Most heads of talent at large organizations are in the same boat. Because of the sheer volume of candidates, teams are no longer able to manage their recruitment load on their own.

  • They need help.
  • They need to prove their value.
  • They can’t manage all the data.

Recruiters had so much disparate data within their tools – and the platforms didn’t communicate with one another – the recruitment team didn’t have the ability to filter, sort and screen this data efficiently.

Many recruitment departments are drowning under the heavy burden of candidate information they can’t possibly sift through manually. From social profiles to employee data; salary ranges to competitive intelligence, it’s difficult to translate into something one can understand, MUCH LESS something you can use to recruit better or faster.

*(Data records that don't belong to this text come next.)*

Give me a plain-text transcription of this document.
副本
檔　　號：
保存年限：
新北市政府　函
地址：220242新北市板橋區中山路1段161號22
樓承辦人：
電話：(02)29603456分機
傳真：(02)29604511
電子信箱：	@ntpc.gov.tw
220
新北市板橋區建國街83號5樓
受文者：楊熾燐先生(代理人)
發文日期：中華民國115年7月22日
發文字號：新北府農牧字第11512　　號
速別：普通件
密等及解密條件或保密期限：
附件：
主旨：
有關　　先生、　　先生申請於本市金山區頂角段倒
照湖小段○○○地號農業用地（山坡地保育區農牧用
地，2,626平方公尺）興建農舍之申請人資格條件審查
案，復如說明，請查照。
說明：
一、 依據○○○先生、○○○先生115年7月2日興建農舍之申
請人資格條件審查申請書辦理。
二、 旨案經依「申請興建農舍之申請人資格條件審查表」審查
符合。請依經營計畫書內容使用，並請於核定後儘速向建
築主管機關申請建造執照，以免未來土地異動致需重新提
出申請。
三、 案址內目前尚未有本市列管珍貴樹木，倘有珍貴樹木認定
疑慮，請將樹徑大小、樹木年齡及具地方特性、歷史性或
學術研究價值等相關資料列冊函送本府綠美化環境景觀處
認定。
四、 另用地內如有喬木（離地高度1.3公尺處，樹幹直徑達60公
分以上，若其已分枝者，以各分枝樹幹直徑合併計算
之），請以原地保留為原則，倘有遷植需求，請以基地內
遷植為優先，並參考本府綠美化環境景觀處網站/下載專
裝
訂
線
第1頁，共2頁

  • Just one-third of HR managers describe their proficiency with data as “good” or “excellent”.
  • 71% of companies see people analytics as a high priority in their organization, with 31% rating it very important.
  • 3 out of 5 employees in leadership roles say a failure to adopt big data could lead to obsolescence.

Some vendors have realized the need for an aggregator of recruitment proportions.

  • How can we solve the challenges with recruiting?
  • How do we solve the time to hire problem?
  • How do we make this huge pile of data easier to comb through?

Once we realized the need to tackle the abundance of data because data is worse than useless without the ability to analyze it. By analyzing the data and agreeing on what we need to measure (and when and how), we can reduce time to hire while at the same time, reducing recruitment marketing spend. It’s crucial to identify where we’re spending time and money that is essentially going to waste.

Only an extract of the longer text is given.